On the reality show circuit, “Survivor” fatigue may have finally set in. The tribe has spoken, and Jeff Probst, perennial past winner for best reality show host, was sent packing.
Always a bridesmaid and never a bride, “American Idol” didn’t even make the cut as bridesmaid this year. But NBC’s “The Voice” did. Not that it matters, since CBS’ “The Amazing Race” deserves to dominate this category yet again.

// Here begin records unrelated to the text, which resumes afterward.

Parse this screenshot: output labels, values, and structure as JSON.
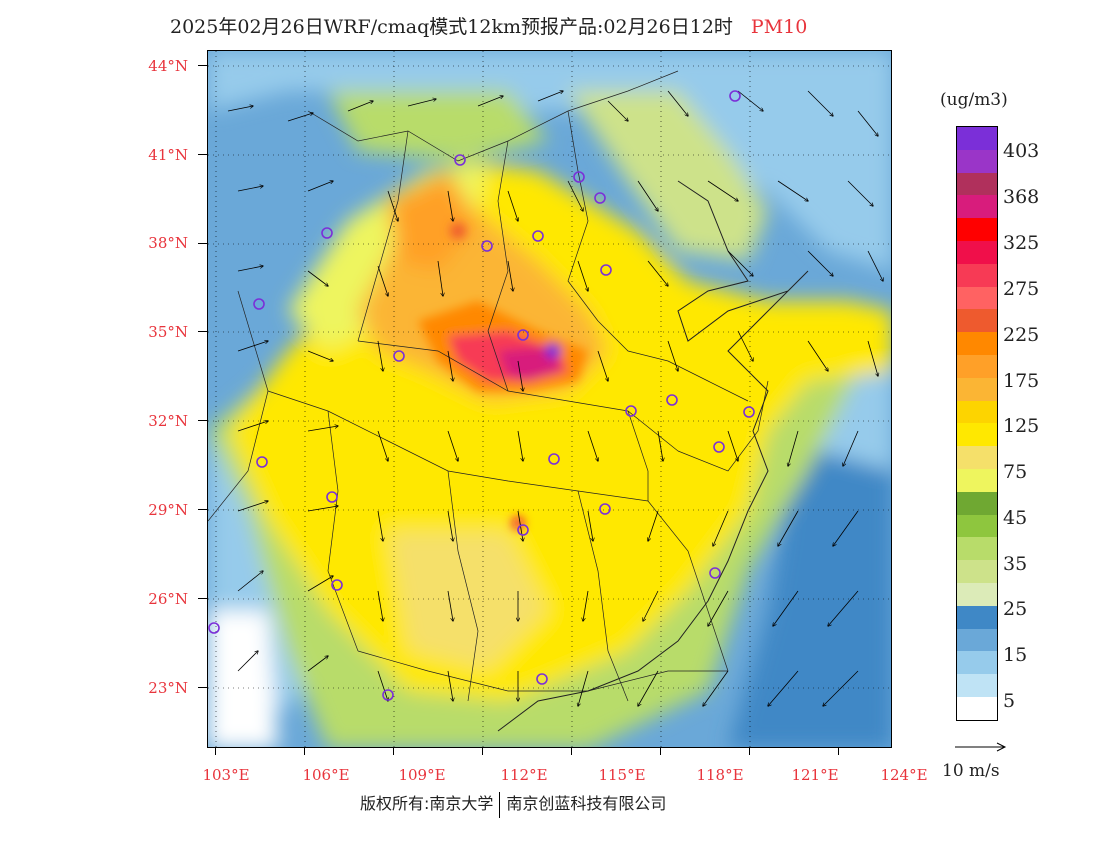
{
  "title": {
    "main": "2025年02月26日WRF/cmaq模式12km预报产品:02月26日12时",
    "variable": "PM10"
  },
  "map": {
    "lat_labels": [
      "44°N",
      "41°N",
      "38°N",
      "35°N",
      "32°N",
      "29°N",
      "26°N",
      "23°N"
    ],
    "lon_labels": [
      "103°E",
      "106°E",
      "109°E",
      "112°E",
      "115°E",
      "118°E",
      "121°E",
      "124°E"
    ],
    "extent": {
      "lon": [
        102.8,
        124
      ],
      "lat": [
        21.9,
        44.5
      ]
    }
  },
  "legend": {
    "unit": "(ug/m3)",
    "labels": [
      "403",
      "368",
      "325",
      "275",
      "225",
      "175",
      "125",
      "75",
      "45",
      "35",
      "25",
      "15",
      "5"
    ],
    "colors": [
      "#7b2fd8",
      "#9a35c8",
      "#b0305c",
      "#d81c7c",
      "#ff0000",
      "#f00f4a",
      "#f73a55",
      "#ff6262",
      "#ee5a2e",
      "#ff8800",
      "#ffa028",
      "#fbb534",
      "#fdd400",
      "#ffe800",
      "#f5e06a",
      "#eef55e",
      "#6fa832",
      "#8ec63e",
      "#b8dc6a",
      "#cde28a",
      "#dcebb8",
      "#3f88c6",
      "#6aa8d8",
      "#96cbeb",
      "#bfe3f5",
      "#ffffff"
    ]
  },
  "wind_reference": {
    "label": "10 m/s"
  },
  "footer": {
    "copyright_left": "版权所有:南京大学",
    "copyright_right": "南京创蓝科技有限公司"
  }
}
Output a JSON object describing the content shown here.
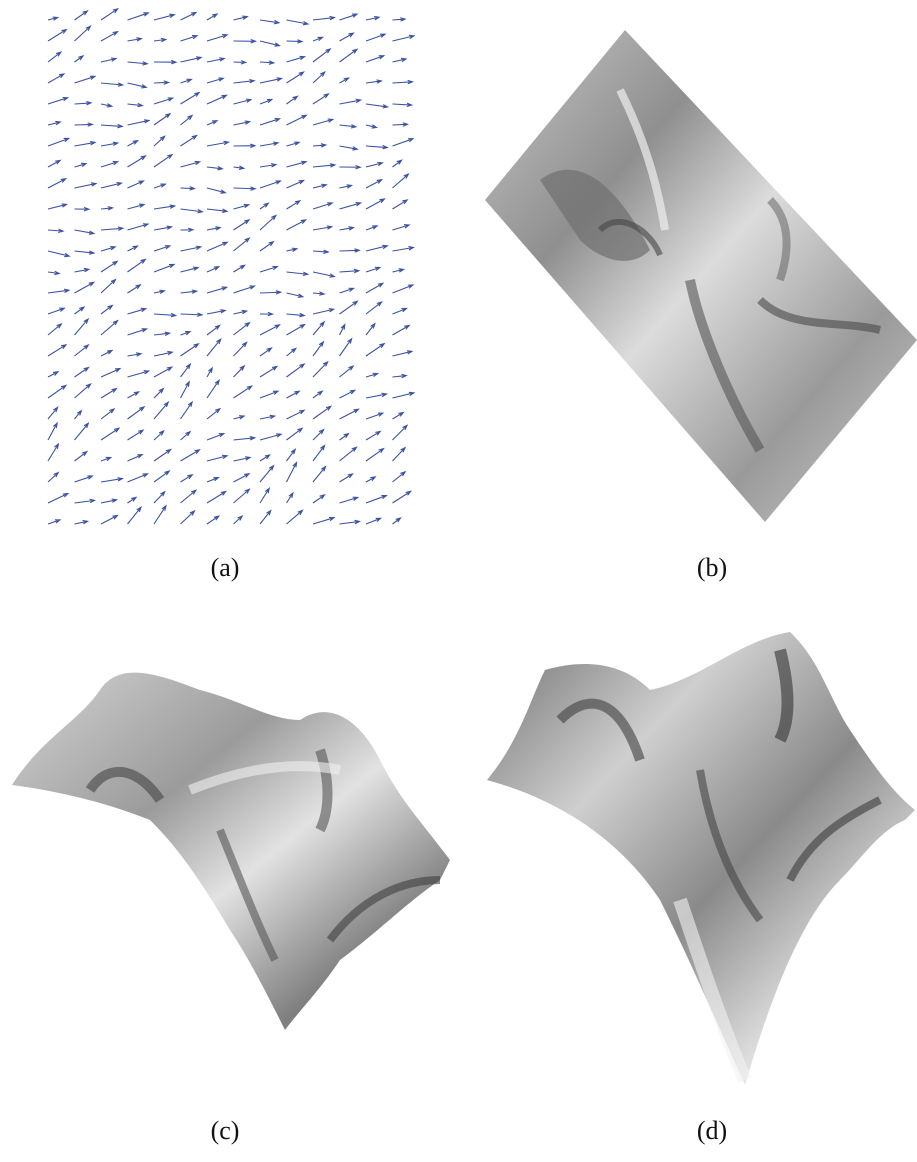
{
  "panels": [
    {
      "caption": "(a)"
    },
    {
      "caption": "(b)"
    },
    {
      "caption": "(c)"
    },
    {
      "caption": "(d)"
    }
  ]
}
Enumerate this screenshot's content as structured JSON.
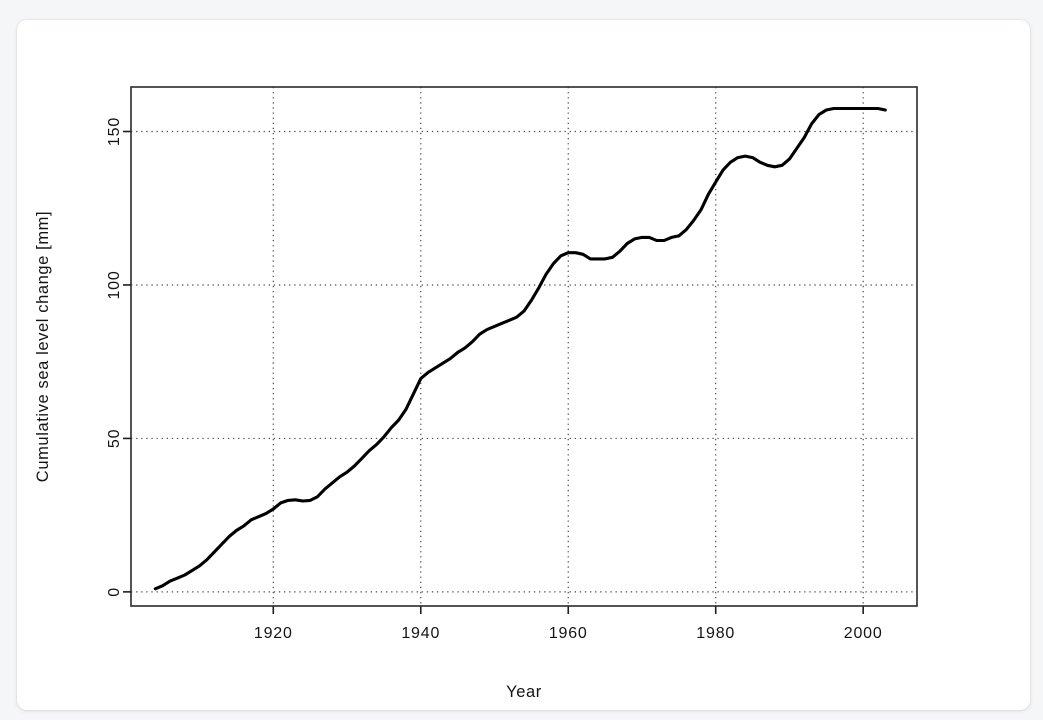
{
  "page": {
    "background_color": "#f5f6f7",
    "card_background_color": "#ffffff"
  },
  "chart_data": {
    "type": "line",
    "title": "",
    "xlabel": "Year",
    "ylabel": "Cumulative sea level change [mm]",
    "xlim": [
      1900.7,
      2007.3
    ],
    "ylim": [
      -4.6,
      164.5
    ],
    "x_ticks": [
      1920,
      1940,
      1960,
      1980,
      2000
    ],
    "y_ticks": [
      0,
      50,
      100,
      150
    ],
    "grid": "dotted",
    "grid_color": "#4a4a4a",
    "line_color": "#000000",
    "legend": "none",
    "series": [
      {
        "name": "Cumulative sea level change",
        "x": [
          1904,
          1905,
          1906,
          1907,
          1908,
          1909,
          1910,
          1911,
          1912,
          1913,
          1914,
          1915,
          1916,
          1917,
          1918,
          1919,
          1920,
          1921,
          1922,
          1923,
          1924,
          1925,
          1926,
          1927,
          1928,
          1929,
          1930,
          1931,
          1932,
          1933,
          1934,
          1935,
          1936,
          1937,
          1938,
          1939,
          1940,
          1941,
          1942,
          1943,
          1944,
          1945,
          1946,
          1947,
          1948,
          1949,
          1950,
          1951,
          1952,
          1953,
          1954,
          1955,
          1956,
          1957,
          1958,
          1959,
          1960,
          1961,
          1962,
          1963,
          1964,
          1965,
          1966,
          1967,
          1968,
          1969,
          1970,
          1971,
          1972,
          1973,
          1974,
          1975,
          1976,
          1977,
          1978,
          1979,
          1980,
          1981,
          1982,
          1983,
          1984,
          1985,
          1986,
          1987,
          1988,
          1989,
          1990,
          1991,
          1992,
          1993,
          1994,
          1995,
          1996,
          1997,
          1998,
          1999,
          2000,
          2001,
          2002,
          2003
        ],
        "y": [
          1,
          2,
          3.5,
          4.5,
          5.5,
          7,
          8.5,
          10.5,
          13,
          15.5,
          18,
          20,
          21.5,
          23.5,
          24.5,
          25.5,
          27,
          29,
          29.8,
          30,
          29.6,
          29.8,
          31,
          33.5,
          35.5,
          37.5,
          39,
          41,
          43.5,
          46,
          48,
          50.5,
          53.5,
          56,
          59.5,
          64.5,
          69.5,
          71.5,
          73,
          74.5,
          76,
          78,
          79.5,
          81.5,
          84,
          85.5,
          86.5,
          87.5,
          88.5,
          89.5,
          91.5,
          95,
          99,
          103.5,
          107,
          109.5,
          110.5,
          110.5,
          110,
          108.5,
          108.5,
          108.5,
          109,
          111,
          113.5,
          115,
          115.5,
          115.5,
          114.5,
          114.5,
          115.5,
          116,
          118,
          121,
          124.5,
          129.5,
          133.5,
          137.5,
          140,
          141.5,
          142,
          141.5,
          140,
          139,
          138.5,
          139,
          141,
          144.5,
          148,
          152.5,
          155.5,
          157,
          157.5,
          157.5,
          157.5,
          157.5,
          157.5,
          157.5,
          157.5,
          157
        ]
      }
    ]
  }
}
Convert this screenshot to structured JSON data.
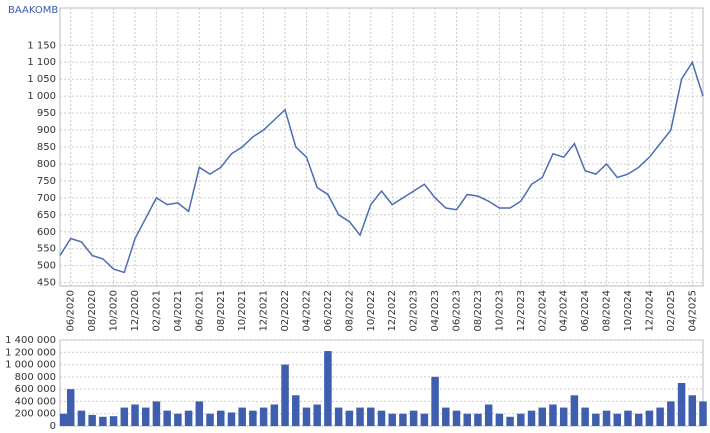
{
  "chart_data": [
    {
      "type": "line",
      "title": "BAAKOMB",
      "color": "#4a6db5",
      "grid": true,
      "x": [
        "05/2020",
        "06/2020",
        "07/2020",
        "08/2020",
        "09/2020",
        "10/2020",
        "11/2020",
        "12/2020",
        "01/2021",
        "02/2021",
        "03/2021",
        "04/2021",
        "05/2021",
        "06/2021",
        "07/2021",
        "08/2021",
        "09/2021",
        "10/2021",
        "11/2021",
        "12/2021",
        "01/2022",
        "02/2022",
        "03/2022",
        "04/2022",
        "05/2022",
        "06/2022",
        "07/2022",
        "08/2022",
        "09/2022",
        "10/2022",
        "11/2022",
        "12/2022",
        "01/2023",
        "02/2023",
        "03/2023",
        "04/2023",
        "05/2023",
        "06/2023",
        "07/2023",
        "08/2023",
        "09/2023",
        "10/2023",
        "11/2023",
        "12/2023",
        "01/2024",
        "02/2024",
        "03/2024",
        "04/2024",
        "05/2024",
        "06/2024",
        "07/2024",
        "08/2024",
        "09/2024",
        "10/2024",
        "11/2024",
        "12/2024",
        "01/2025",
        "02/2025",
        "03/2025",
        "04/2025",
        "05/2025"
      ],
      "values": [
        530,
        580,
        570,
        530,
        520,
        490,
        480,
        580,
        640,
        700,
        680,
        685,
        660,
        790,
        770,
        790,
        830,
        850,
        880,
        900,
        930,
        960,
        850,
        820,
        730,
        710,
        650,
        630,
        590,
        680,
        720,
        680,
        700,
        720,
        740,
        700,
        670,
        665,
        710,
        705,
        690,
        670,
        670,
        690,
        740,
        760,
        830,
        820,
        860,
        780,
        770,
        800,
        760,
        770,
        790,
        820,
        860,
        900,
        1050,
        1100,
        1000
      ],
      "xlim": [
        "05/2020",
        "05/2025"
      ],
      "xticks": [
        "06/2020",
        "08/2020",
        "10/2020",
        "12/2020",
        "02/2021",
        "04/2021",
        "06/2021",
        "08/2021",
        "10/2021",
        "12/2021",
        "02/2022",
        "04/2022",
        "06/2022",
        "08/2022",
        "10/2022",
        "12/2022",
        "02/2023",
        "04/2023",
        "06/2023",
        "08/2023",
        "10/2023",
        "12/2023",
        "02/2024",
        "04/2024",
        "06/2024",
        "08/2024",
        "10/2024",
        "12/2024",
        "02/2025",
        "04/2025"
      ],
      "ylim": [
        440,
        1260
      ],
      "yticks": [
        450,
        500,
        550,
        600,
        650,
        700,
        750,
        800,
        850,
        900,
        950,
        {
          "value": 1000,
          "label": "1 000"
        },
        {
          "value": 1050,
          "label": "1 050"
        },
        {
          "value": 1100,
          "label": "1 100"
        },
        {
          "value": 1150,
          "label": "1 150"
        }
      ]
    },
    {
      "type": "bar",
      "color": "#3f5fae",
      "grid": true,
      "x": [
        "05/2020",
        "06/2020",
        "07/2020",
        "08/2020",
        "09/2020",
        "10/2020",
        "11/2020",
        "12/2020",
        "01/2021",
        "02/2021",
        "03/2021",
        "04/2021",
        "05/2021",
        "06/2021",
        "07/2021",
        "08/2021",
        "09/2021",
        "10/2021",
        "11/2021",
        "12/2021",
        "01/2022",
        "02/2022",
        "03/2022",
        "04/2022",
        "05/2022",
        "06/2022",
        "07/2022",
        "08/2022",
        "09/2022",
        "10/2022",
        "11/2022",
        "12/2022",
        "01/2023",
        "02/2023",
        "03/2023",
        "04/2023",
        "05/2023",
        "06/2023",
        "07/2023",
        "08/2023",
        "09/2023",
        "10/2023",
        "11/2023",
        "12/2023",
        "01/2024",
        "02/2024",
        "03/2024",
        "04/2024",
        "05/2024",
        "06/2024",
        "07/2024",
        "08/2024",
        "09/2024",
        "10/2024",
        "11/2024",
        "12/2024",
        "01/2025",
        "02/2025",
        "03/2025",
        "04/2025",
        "05/2025"
      ],
      "values": [
        200000,
        600000,
        250000,
        180000,
        150000,
        160000,
        300000,
        350000,
        300000,
        400000,
        250000,
        200000,
        250000,
        400000,
        200000,
        250000,
        220000,
        300000,
        250000,
        300000,
        350000,
        1000000,
        500000,
        300000,
        350000,
        1220000,
        300000,
        250000,
        300000,
        300000,
        250000,
        200000,
        200000,
        250000,
        200000,
        800000,
        300000,
        250000,
        200000,
        200000,
        350000,
        200000,
        150000,
        200000,
        250000,
        300000,
        350000,
        300000,
        500000,
        300000,
        200000,
        250000,
        200000,
        250000,
        200000,
        250000,
        300000,
        400000,
        700000,
        500000,
        400000
      ],
      "xlim": [
        "05/2020",
        "05/2025"
      ],
      "ylim": [
        0,
        1400000
      ],
      "yticks": [
        0,
        {
          "value": 200000,
          "label": "200 000"
        },
        {
          "value": 400000,
          "label": "400 000"
        },
        {
          "value": 600000,
          "label": "600 000"
        },
        {
          "value": 800000,
          "label": "800 000"
        },
        {
          "value": 1000000,
          "label": "1 000 000"
        },
        {
          "value": 1200000,
          "label": "1 200 000"
        },
        {
          "value": 1400000,
          "label": "1 400 000"
        }
      ]
    }
  ]
}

The Emmy news that brought the biggest smile to my face: lots of love for “Sherlock.” This wickedly smart PBS program gleaned 13 nods as a “Masterpiece” movie for “Sherlock: A Scandal in Belgravia.” I just might burn something down if “Sherlock” actor Benedict Cumberbatch doesn’t walk away from L.A.’s Nokia Theatre with a gold statuette in his hand Sept. 23.
In that same category, the deliciously twisted “American Horror Story” snagged 17 noms. The FX show about a haunted house from hell no doubt benefitted from its strategy of entering the miniseries/movie category instead of the more competitive race for best drama series. (The rationale is that each season of “American Horror Story” is self-contained and features a fresh cast of characters.)
Muai thai momster Ashley Judd also got nominated in that category for best lead actress, presumably because her implausible ABC show “Missing” got axed early enough to qualify as a miniseries. Sometimes it’s good to be bad.